All About Japan

The Sushi Restaurant Run by Women

| Sushi , Akihabara

How many times has a woman made sushi for you at a sushi bar in Japan? If you answered "never," you’re certainly not alone, as the world of sushi is one that’s traditionally been dominated by men.

While a number of female sushi chefs are working hard to change societal norms and stereotypes, there’s one special restaurant in Akihabara that’s taking things even further with a sushi bar staffed entirely by women. From purchasing ingredients to preparing fish and making sushi, these ladies are looking to challenge the male-dominated profession, and they’re doing it all while dressed in traditional Japanese clothing.
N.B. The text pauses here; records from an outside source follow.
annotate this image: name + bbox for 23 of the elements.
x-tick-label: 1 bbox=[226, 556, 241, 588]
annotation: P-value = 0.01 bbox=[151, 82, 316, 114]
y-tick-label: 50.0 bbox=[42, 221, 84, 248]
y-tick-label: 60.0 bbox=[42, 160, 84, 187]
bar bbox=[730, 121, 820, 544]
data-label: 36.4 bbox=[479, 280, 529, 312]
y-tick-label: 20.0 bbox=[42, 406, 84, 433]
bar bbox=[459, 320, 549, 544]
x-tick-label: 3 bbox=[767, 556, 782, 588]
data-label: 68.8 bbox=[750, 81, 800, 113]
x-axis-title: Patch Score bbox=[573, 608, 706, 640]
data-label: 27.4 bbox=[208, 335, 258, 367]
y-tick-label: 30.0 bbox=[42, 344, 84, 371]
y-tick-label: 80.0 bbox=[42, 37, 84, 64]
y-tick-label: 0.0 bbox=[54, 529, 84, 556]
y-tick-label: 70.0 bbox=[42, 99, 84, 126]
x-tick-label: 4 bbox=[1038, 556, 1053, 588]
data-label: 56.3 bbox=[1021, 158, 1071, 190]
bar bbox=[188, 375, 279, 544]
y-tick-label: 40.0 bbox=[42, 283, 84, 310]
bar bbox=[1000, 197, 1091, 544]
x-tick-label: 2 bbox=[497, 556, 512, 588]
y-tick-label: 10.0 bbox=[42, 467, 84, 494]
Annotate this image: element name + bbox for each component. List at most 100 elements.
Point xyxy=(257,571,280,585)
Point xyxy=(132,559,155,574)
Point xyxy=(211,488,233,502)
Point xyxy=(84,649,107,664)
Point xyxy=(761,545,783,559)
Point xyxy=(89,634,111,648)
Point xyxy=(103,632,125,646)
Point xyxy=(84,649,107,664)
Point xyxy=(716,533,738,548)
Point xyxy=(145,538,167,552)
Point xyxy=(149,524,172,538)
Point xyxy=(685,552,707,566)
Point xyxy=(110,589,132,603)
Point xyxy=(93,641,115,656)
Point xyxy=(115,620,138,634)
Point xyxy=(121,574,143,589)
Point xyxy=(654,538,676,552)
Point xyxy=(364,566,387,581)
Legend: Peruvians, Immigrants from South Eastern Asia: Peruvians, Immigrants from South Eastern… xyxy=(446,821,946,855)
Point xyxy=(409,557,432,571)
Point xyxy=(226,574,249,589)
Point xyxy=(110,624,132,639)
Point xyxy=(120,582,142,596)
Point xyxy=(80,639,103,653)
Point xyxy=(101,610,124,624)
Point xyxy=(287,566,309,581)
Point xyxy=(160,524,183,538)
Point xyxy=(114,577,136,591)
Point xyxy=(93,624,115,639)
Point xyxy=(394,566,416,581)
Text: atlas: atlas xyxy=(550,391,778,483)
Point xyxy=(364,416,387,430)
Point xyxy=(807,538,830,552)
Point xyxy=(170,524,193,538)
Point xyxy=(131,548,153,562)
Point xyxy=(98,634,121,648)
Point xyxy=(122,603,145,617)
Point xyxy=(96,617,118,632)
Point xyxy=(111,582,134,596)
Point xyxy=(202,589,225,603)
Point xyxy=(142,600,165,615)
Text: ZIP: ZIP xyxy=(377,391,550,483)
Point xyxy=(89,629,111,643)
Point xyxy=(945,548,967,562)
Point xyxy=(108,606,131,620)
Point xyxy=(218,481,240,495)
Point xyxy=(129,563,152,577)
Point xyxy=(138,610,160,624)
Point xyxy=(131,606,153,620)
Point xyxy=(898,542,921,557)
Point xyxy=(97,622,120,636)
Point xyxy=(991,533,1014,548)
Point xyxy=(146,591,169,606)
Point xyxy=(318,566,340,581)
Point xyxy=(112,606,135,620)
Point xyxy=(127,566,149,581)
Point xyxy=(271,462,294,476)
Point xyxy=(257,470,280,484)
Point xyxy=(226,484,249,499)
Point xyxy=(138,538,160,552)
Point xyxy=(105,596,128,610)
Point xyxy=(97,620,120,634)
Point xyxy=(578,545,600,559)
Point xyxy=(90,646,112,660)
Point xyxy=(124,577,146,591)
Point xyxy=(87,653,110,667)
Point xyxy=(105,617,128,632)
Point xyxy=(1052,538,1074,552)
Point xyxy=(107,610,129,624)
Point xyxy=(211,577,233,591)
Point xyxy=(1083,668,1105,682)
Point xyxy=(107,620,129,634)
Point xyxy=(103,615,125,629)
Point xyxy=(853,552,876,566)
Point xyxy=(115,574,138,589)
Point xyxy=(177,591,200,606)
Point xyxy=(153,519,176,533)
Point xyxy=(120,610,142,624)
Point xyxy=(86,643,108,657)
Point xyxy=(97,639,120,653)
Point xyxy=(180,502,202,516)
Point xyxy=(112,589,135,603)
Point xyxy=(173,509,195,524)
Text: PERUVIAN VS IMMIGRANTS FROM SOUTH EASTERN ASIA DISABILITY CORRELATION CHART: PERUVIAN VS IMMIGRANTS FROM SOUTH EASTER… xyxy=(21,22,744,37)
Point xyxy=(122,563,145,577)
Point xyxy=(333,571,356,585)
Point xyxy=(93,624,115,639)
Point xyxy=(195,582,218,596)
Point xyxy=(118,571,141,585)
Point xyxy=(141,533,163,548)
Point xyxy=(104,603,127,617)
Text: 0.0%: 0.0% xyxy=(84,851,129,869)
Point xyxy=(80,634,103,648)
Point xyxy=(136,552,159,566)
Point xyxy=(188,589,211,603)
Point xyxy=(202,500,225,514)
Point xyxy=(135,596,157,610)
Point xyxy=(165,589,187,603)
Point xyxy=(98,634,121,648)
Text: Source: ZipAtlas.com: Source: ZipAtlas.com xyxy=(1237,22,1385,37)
Nadeshico Sushi might look like a traditional sushi bar, but there’s one thing that makes it very different: All its employees are women!

That may sound like no big deal to many of us, but in Japan, the majority of sushi restaurants are run by male staff, and there’s a general view that sushi made by women is somehow inferior to sushi made by men. The reasons given for this range from the belief that women’s hands are warmer, which interferes with the temperature of the ingredients, to the fact that women wear makeup, which supposedly interferes with their sense of smell. Some even blame menstruation, which is the reason cited by Kazuyoshi Ono, son of Jiro Ono, owner of world-renowned sushi restaurant Sukiyabashi Jiro. Kazuyoshi has been quoted as saying that women can’t be sushi chefs because their taste becomes imbalanced due to their menstrual cycle.

Thankfully, there are a number of female sushi chefs working to change the male-dominated profession and challenge the myths surrounding women in the world of sushi. At Nadeshico Sushi, the ladies behind the counter might not have the years of training required to be considered professional sushi chefs, but they’ve all completed courses at Tokyo Sushi Academy, where they train in knife maintenance, rice preparation, and the making of sushi from a wide variety of seafood.

By employing all-female staff, Nadeshico Sushi aims to support the promotion of women in a profession traditionally dominated by men. And they’re doing it all in cute, traditional Japanese outfits and kimono—true to the concept of Yamato Nadeshiko, a term used to describe the idealized Japanese woman, from which the restaurant takes its name.

They might dress like shy, polite women from the days of yore, but the message of equality the girls are promoting is one that’s currently at the forefront for even the Abe administration, as the Japanese Prime Minister continues to work toward “a society in which all women shine.”